In answer to the question about the reports, it is not as though there are a lot of reports on this that we are trying to hide.

The problem seems to be there are no reports. We as a committee and as individual members have looked for reports and we are not getting them. We are asking to be shown even one report showing decisions were made, not opinions. Services such as these cannot be taken out of an area based on opinion alone. There must have been decisions made by the HSE, a working group, or whatever it is called that went through a consultant's report, after which a decision was made. On whose opinion was this based? Was there a group telling you to come to the same opinion? Who overrode everyone else's opinion and decided to close St. Brigid's?

Mr. Ciarán Ruane

These are two totally separate issues. First, as far as the estates unit is concerned, they are not connected. We were trying to do an assessment to see what we could do with this building and we never got a satisfactory solution. I refer to the footprint of the site in the drawing. We highlighted in red what we felt needed to be put in. The development fits on the site on paper and it shows the minimum area that would be required, but the garden would be lost. In addition, we do not know what type of access would be needed coming around the side. To give the committee an idea of scale, the drawing shows the small site we would be left to work with. We never did a costing for that because we never got to a situation of having a layout we were happy with that would work and meet the standard. That is why there were no costings.

Ms Kate Killeen White

As I said earlier, the challenges were there before Covid. They are there post Covid and that is the reason we repurposed St. Brigid's. I reiterate that St. Brigid's is a functioning building. The doors have not been closed. It is operational and that is important. It has been repurposed. The decisions were made based on a multitude of factors, including the regulatory landscape, statutory landscape, infection prevention and control landscape and, most importantly, the requirement to deliver safe services in a manner that upholds the dignity and privacy of the patient requiring the service. That is the reason the decisions were made in regard to St. Brigid's, in addition to the challenges presenting.

I do not doubt that for one minute, but I also do not doubt that the multitude of people who used St. Brigid's down through the years never raised an issue of privacy, such as five beds on a ward needing to be cut to four beds. They were happy. Their families and the community were happy that a top-class service was being provided by top-class staff. That has been stripped away from them with them having to travel 40 km to 60 km away.

Ms Kate Killeen White

I understand that.

Private nursing home beds seem to be the solution to all of this. This community raised money for doors, windows and anything else that was needed in Carrick-on-Suir. The money was raised by them for that hospital-----

-----and now it is being completely ripped away from them.

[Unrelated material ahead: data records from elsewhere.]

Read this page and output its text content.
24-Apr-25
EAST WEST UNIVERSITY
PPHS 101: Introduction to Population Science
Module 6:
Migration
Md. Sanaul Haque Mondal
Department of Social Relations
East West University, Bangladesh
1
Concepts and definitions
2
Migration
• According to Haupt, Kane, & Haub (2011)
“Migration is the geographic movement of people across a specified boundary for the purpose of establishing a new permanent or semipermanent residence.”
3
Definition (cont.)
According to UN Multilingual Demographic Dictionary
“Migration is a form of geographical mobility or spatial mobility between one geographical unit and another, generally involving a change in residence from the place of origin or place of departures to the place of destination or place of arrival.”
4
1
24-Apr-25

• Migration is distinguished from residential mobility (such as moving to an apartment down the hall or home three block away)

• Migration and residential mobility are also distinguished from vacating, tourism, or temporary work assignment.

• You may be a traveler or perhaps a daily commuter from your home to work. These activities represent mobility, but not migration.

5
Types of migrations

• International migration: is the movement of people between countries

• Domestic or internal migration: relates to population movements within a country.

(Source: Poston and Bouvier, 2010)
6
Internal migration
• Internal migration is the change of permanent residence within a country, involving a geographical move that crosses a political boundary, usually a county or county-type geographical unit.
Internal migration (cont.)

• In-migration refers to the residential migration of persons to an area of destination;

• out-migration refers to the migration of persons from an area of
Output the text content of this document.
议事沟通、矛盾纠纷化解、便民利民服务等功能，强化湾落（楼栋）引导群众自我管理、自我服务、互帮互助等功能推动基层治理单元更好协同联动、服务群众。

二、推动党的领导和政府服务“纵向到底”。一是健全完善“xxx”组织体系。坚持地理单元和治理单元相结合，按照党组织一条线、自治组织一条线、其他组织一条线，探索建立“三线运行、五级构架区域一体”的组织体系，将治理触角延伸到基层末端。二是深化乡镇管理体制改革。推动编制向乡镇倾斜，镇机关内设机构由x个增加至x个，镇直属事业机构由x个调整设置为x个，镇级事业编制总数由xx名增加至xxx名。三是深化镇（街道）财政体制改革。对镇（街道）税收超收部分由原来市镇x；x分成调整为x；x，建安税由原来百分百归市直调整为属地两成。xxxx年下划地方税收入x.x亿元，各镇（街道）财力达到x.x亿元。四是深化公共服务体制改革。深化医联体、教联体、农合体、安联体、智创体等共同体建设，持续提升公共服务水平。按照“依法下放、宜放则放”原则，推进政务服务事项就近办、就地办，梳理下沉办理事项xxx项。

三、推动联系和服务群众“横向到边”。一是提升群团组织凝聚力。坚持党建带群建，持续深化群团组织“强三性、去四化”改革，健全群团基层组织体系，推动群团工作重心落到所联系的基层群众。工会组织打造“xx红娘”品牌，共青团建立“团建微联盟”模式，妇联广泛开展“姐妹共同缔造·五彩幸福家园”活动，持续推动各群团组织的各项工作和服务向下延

The Cathaoirleach asked several times about reports and how the decision was made without reports being done. Could the committee be provided with the minutes of the meetings where the closure of St. Brigid's was discussed, in particular the meeting in which the final decision was taken to close the hospital? I presume it was discussed at a few meetings within the HSE. There must be a copy of these minutes. If there are no reports, the committee is entitled to get a copy of the minutes. We will see the exact content of the discussion on the closure and the various opinions given at the meetings. Is that okay?

Yes, I have no problem with that.

I thank Ms Killeen White, Ms McDaid, Mr. Ruane and Ms Walsh for coming before the committee. It has been beneficial. We have got a certain amount of information, but I am still not convinced that we know everything of the decisions that went on behind the scenes to close this hospital. It is to be hoped we will get the consultant's report or, as Deputy Cahill requested, even the minutes of the meetings so that we can get a clearer picture of why this was done. We thank the witnesses for coming. I now suspended the meeting to allow them an opportunity to leave the committee room.

Sitting suspended at 3.58 p.m. and resumed at 4.01 p.m.